Ottawa turns "deaf ear" to Quebec on gun registry data, crime and prison costs
By Rheal Seguin, Globe and Mail, November 17, 2011
Next month will mark the twenty-second anniversary of the École polytechnique massacre. It will also mark an important setback for gun control in Canada.
On December 6, 1989 Marc Lépine entered the University of Montreal’s engineering school armed with a semi-automatic rifle and shot 28 people. He targeted female students and killed 14 women before taking his own life.
The horrific shooting mobilized public opinion towards violence against women. But it also set in motion a nation-wide campaign for tougher gun control measures which lead to the adoption in 1995 of the Firearms Act under which the controversial gun registry was later created.
So it comes as no surprise that in the wake of the Montreal massacre followed by the shootings at Concordia University in 1992 and Dawson College in 2006 that support for the gun registry remained highest in Quebec.
And it is with the backing of a majority of Quebeckers as well as unanimous support of the Quebec National Assembly, that the province’s Public Security Minister Robert Dutil will appear Thursday before the Commons public safety committee to plead with the Conservative government to hand over all the data held on long guns in the registry.
Premier Jean Charest argued recently in the National Assembly that his government owed it to the families of the victims of the Montreal massacre to lead the fight to maintain the gun registry. And while Mr. Dutil reiterated on Wednesday that he will pursue the battle, Quebec understands all too well that the national gun registry was on the way out. The only issue that mattered now was to protect the data on Quebec gun owners so that the province could use it to set-up its own registry.
However his federal counterpart Vic Toews has turned a deaf ear to Quebec’s plea to safeguard the data. During the Commons committee hearings this week Mr. Toews reiterated his government’s decision to destroy all records on long guns in the registry.
“The data is the registry,” Mr. Toews said in defending his government’s commitment to scrap the records.
On issues relating to crime and justice, Quebec has locked horns with the right-wing conservative ideology adopted by the Harper government. In fact it will be the second time this month that a Quebec minister was taking the unusual step of appearing before a Commons committee in Ottawa to convince the Conservative government to amend a bill.
Justice Minister Jean-Marc Fournier appeared before a Commons committee two weeks ago in a bid to convince the Harper government to amend provisions of the omnibus crime bill that included tougher treatment of young offenders.
On both files, the Quebec government is spot on, on the side of both science and reason.

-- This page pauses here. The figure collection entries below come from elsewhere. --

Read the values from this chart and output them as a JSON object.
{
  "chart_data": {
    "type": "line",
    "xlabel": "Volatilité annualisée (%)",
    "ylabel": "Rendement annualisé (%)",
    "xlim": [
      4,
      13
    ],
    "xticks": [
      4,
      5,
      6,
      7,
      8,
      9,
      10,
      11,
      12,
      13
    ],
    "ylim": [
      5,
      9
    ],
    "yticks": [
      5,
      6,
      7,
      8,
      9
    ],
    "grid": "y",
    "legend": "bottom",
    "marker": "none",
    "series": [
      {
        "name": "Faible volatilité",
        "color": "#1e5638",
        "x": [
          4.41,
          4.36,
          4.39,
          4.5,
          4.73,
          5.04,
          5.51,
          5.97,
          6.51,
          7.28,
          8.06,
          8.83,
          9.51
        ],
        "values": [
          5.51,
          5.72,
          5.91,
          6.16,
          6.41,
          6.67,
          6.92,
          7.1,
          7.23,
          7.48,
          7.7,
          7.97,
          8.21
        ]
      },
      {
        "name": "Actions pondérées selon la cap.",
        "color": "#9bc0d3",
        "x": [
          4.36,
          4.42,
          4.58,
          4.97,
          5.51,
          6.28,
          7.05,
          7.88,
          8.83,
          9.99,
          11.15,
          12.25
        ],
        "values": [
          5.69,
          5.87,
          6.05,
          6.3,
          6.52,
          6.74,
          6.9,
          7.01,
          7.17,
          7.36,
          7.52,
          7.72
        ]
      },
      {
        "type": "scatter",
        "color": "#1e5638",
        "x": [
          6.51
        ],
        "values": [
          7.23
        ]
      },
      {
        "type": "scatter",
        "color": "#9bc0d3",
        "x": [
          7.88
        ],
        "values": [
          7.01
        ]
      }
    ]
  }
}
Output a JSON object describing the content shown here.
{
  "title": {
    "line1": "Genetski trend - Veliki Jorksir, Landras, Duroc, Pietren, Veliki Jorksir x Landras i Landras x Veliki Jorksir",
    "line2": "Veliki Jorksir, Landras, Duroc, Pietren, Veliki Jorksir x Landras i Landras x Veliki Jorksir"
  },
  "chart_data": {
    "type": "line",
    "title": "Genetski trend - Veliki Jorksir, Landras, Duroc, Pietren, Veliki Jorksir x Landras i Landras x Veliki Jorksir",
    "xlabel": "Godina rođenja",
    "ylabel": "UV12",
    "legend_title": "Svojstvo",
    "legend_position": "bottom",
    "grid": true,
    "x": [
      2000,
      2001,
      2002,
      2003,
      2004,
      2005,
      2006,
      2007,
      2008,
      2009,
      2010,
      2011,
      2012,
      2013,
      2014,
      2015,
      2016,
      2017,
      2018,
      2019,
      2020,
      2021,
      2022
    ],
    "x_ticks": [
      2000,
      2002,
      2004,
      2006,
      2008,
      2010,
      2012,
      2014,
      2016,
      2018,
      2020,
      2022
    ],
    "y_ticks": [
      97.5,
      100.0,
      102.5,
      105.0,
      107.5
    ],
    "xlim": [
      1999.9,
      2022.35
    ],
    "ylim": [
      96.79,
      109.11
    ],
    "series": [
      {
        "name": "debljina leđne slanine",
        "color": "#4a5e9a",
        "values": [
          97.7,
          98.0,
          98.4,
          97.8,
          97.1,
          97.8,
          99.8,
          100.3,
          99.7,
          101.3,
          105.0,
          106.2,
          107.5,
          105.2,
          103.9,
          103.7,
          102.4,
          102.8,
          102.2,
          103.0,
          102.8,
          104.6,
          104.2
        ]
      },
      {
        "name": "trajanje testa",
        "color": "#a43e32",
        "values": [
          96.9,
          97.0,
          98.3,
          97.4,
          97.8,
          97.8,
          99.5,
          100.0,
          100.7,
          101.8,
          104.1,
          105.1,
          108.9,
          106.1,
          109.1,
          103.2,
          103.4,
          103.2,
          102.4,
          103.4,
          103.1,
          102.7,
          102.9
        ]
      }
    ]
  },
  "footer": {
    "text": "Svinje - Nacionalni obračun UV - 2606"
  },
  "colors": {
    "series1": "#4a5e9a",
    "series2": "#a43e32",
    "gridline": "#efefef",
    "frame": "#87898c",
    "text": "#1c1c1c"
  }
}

With respect to the "data" on the gun registry, both federal and provincial governments contributed to the collection, sorting and storage of the data, the same data that the Quebec government now wants to serve as the base for its own gun registry. And there is no question that the federal government owes the Quebec people and government the courtesy to provide them that data, as well as any other province seeking to establish its own gun registry. It is the shrill cry of the red-necks in Canada, the Canadian equivalent to the frontier red-necks in the U.S., that is prompting the federal government to scrap the registry. They are playing to their political base, in what Jeffrey Simpson has dubbed, "it's politics-all-the-time" with this government.
On the submission by the Quebec Justice Minister, once again the data on crime reduction supports his petition that in lengthening prison terms, and increasing sentences, the federal government is playing politics and also playing sycophant to its political base, in presenting a "tough-on-crime" bill to the House of Commons.

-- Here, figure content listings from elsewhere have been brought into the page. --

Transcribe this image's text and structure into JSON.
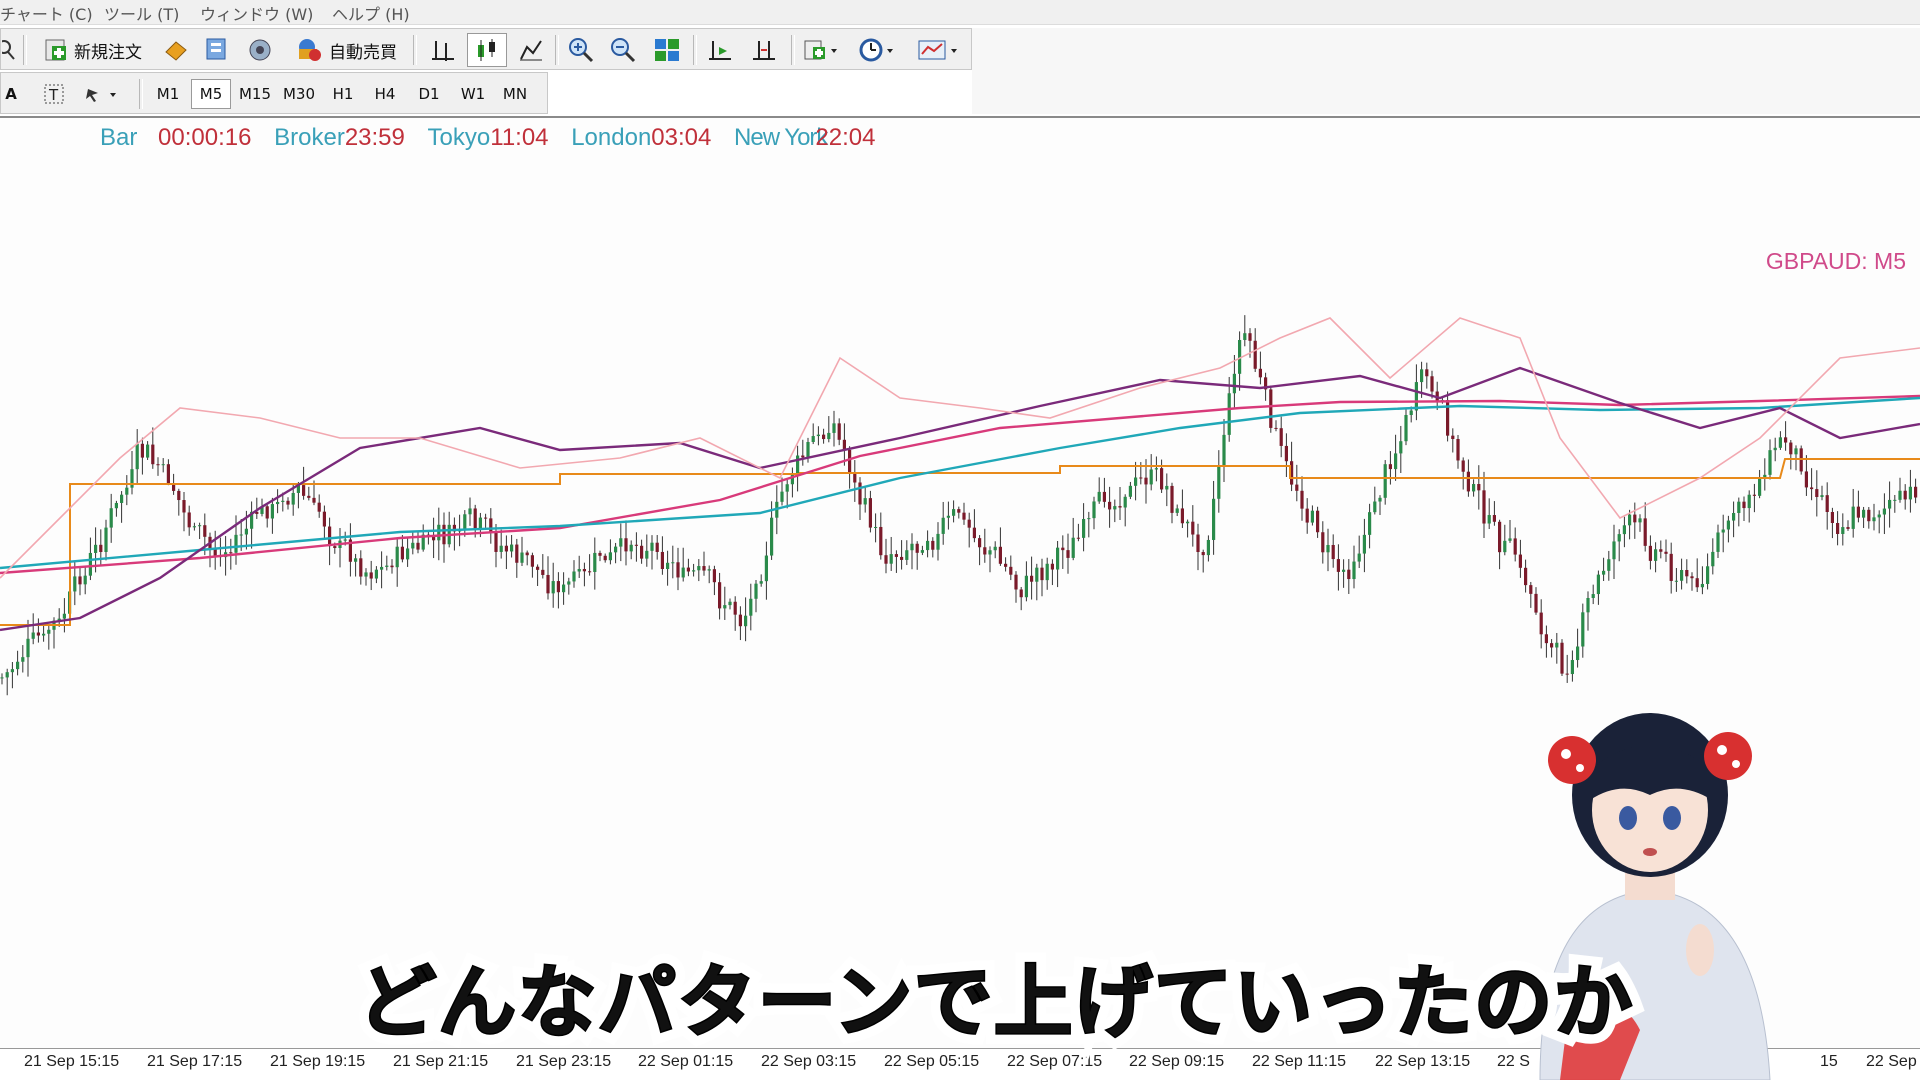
{
  "menu": [
    "チャート (C)",
    "ツール (T)",
    "ウィンドウ (W)",
    "ヘルプ (H)"
  ],
  "toolbar": {
    "new_order": "新規注文",
    "auto_trade": "自動売買",
    "icons": [
      "new-order-icon",
      "bucket-icon",
      "market-watch-icon",
      "signals-icon",
      "auto-trade-icon",
      "bar-chart-icon",
      "candlestick-icon",
      "line-chart-icon",
      "zoom-in-icon",
      "zoom-out-icon",
      "tile-windows-icon",
      "chart-shift-icon",
      "autoscroll-icon",
      "indicators-icon",
      "periods-icon",
      "templates-icon"
    ]
  },
  "timeframes": [
    "M1",
    "M5",
    "M15",
    "M30",
    "H1",
    "H4",
    "D1",
    "W1",
    "MN"
  ],
  "active_timeframe": "M5",
  "clock": {
    "bar_label": "Bar",
    "bar_value": "00:00:16",
    "broker_label": "Broker",
    "broker_value": "23:59",
    "tokyo_label": "Tokyo",
    "tokyo_value": "11:04",
    "london_label": "London",
    "london_value": "03:04",
    "newyork_label": "New York",
    "newyork_value": "22:04"
  },
  "symbol_label": "GBPAUD: M5",
  "time_axis": [
    "21 Sep 15:15",
    "21 Sep 17:15",
    "21 Sep 19:15",
    "21 Sep 21:15",
    "21 Sep 23:15",
    "22 Sep 01:15",
    "22 Sep 03:15",
    "22 Sep 05:15",
    "22 Sep 07:15",
    "22 Sep 09:15",
    "22 Sep 11:15",
    "22 Sep 13:15",
    "22 S",
    "15",
    "22 Sep"
  ],
  "subtitle": "どんなパターンで上げていったのか",
  "colors": {
    "clock_label": "#3aa0b8",
    "clock_value": "#c0303a",
    "symbol": "#d04a8a",
    "ma_orange": "#e88a1a",
    "ma_magenta": "#d83a7a",
    "ma_teal": "#20a8b8",
    "ma_purple": "#7a2a7a",
    "ma_pink": "#f2a8b0"
  }
}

Quebec is the most socially advanced province in Canada, especially with respect to support for families, and support for parents along with several other measures that make it a "people-friendly" government, as opposed to the "tin-ear" of the federal conservatives on domestic policy.

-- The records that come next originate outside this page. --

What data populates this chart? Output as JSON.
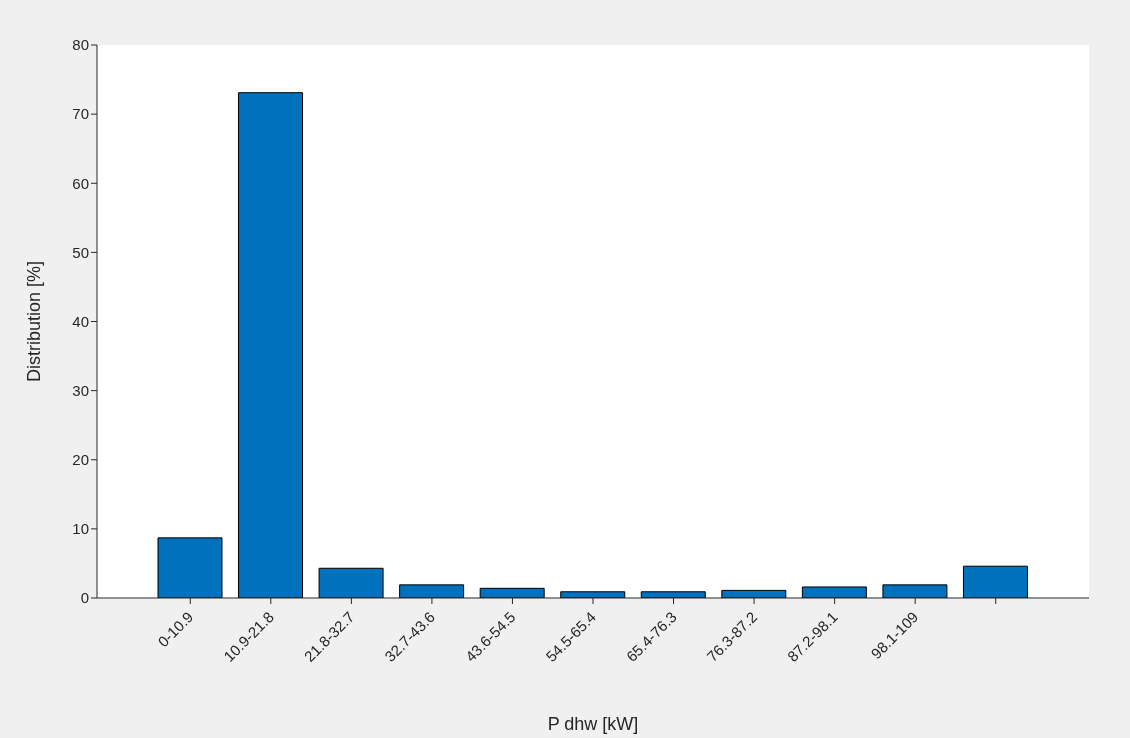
{
  "chart_data": {
    "type": "bar",
    "xlabel": "P dhw [kW]",
    "ylabel": "Distribution [%]",
    "categories": [
      "0-10.9",
      "10.9-21.8",
      "21.8-32.7",
      "32.7-43.6",
      "43.6-54.5",
      "54.5-65.4",
      "65.4-76.3",
      "76.3-87.2",
      "87.2-98.1",
      "98.1-109",
      null
    ],
    "values": [
      8.7,
      73.1,
      4.3,
      1.9,
      1.4,
      0.9,
      0.9,
      1.1,
      1.6,
      1.9,
      4.6
    ],
    "color": "#0072bd",
    "ylim": [
      0,
      80
    ],
    "yticks": [
      0,
      10,
      20,
      30,
      40,
      50,
      60,
      70,
      80
    ],
    "grid": false,
    "legend": false
  }
}
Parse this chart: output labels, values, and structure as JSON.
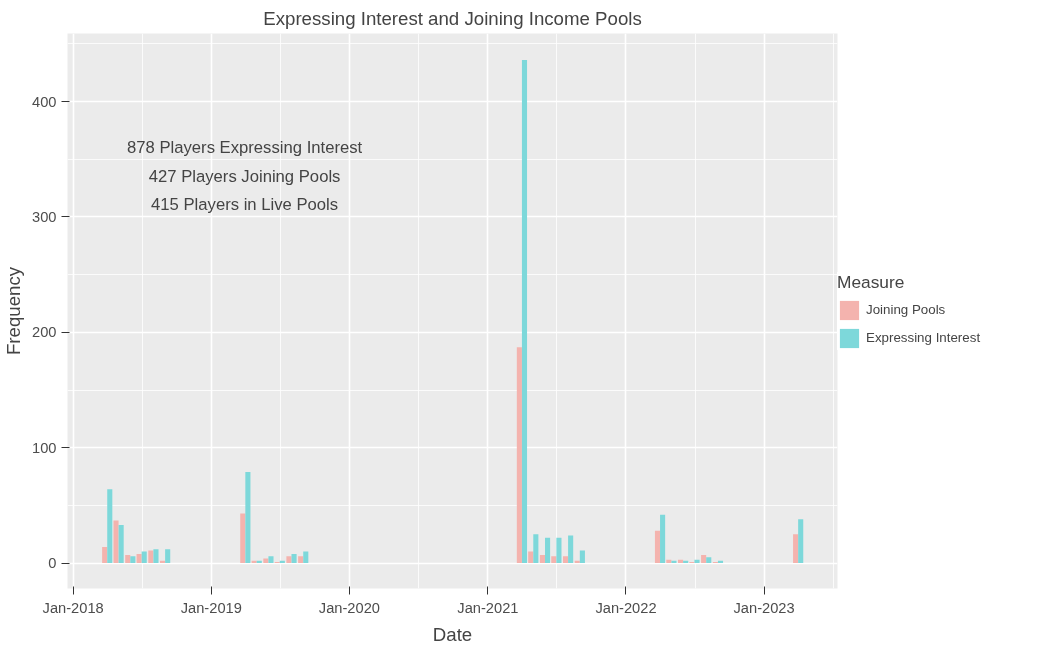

It is, however, a little unsettling that all this noise is coming from Quebec government ministers in Ottawa, and not from the Opposition, either the NDP or the Liberals. After all, politics is a clash of perceptions, and both opposition parties need to strengthen their bases in Quebec, if they are to have any hope of forming a government in 2015, and these two bills will be long remembered by Quebec voters, certainly well past 2015, the date of the next election.
Snubbing Quebec will prove, we can only hope, to be one of the measures that helps to derail the conservatives when they come calling for votes in the next election. Placating Quebec with two or three additional seats in the House of Commons is not adequate substitution for authentic listening and responding to their legitimate petitions.
For the federal government to refuse to compensate both Ontario and Quebec for the significant increases in cost of prison operation and construction is another faux pas, a "sin of omission" for which the people of Ontario and Quebec will likely repay with withdrawal of support in 2015.
Let's keep the erosion of conservative government policies and politics rolling...right up until the vote in 2015!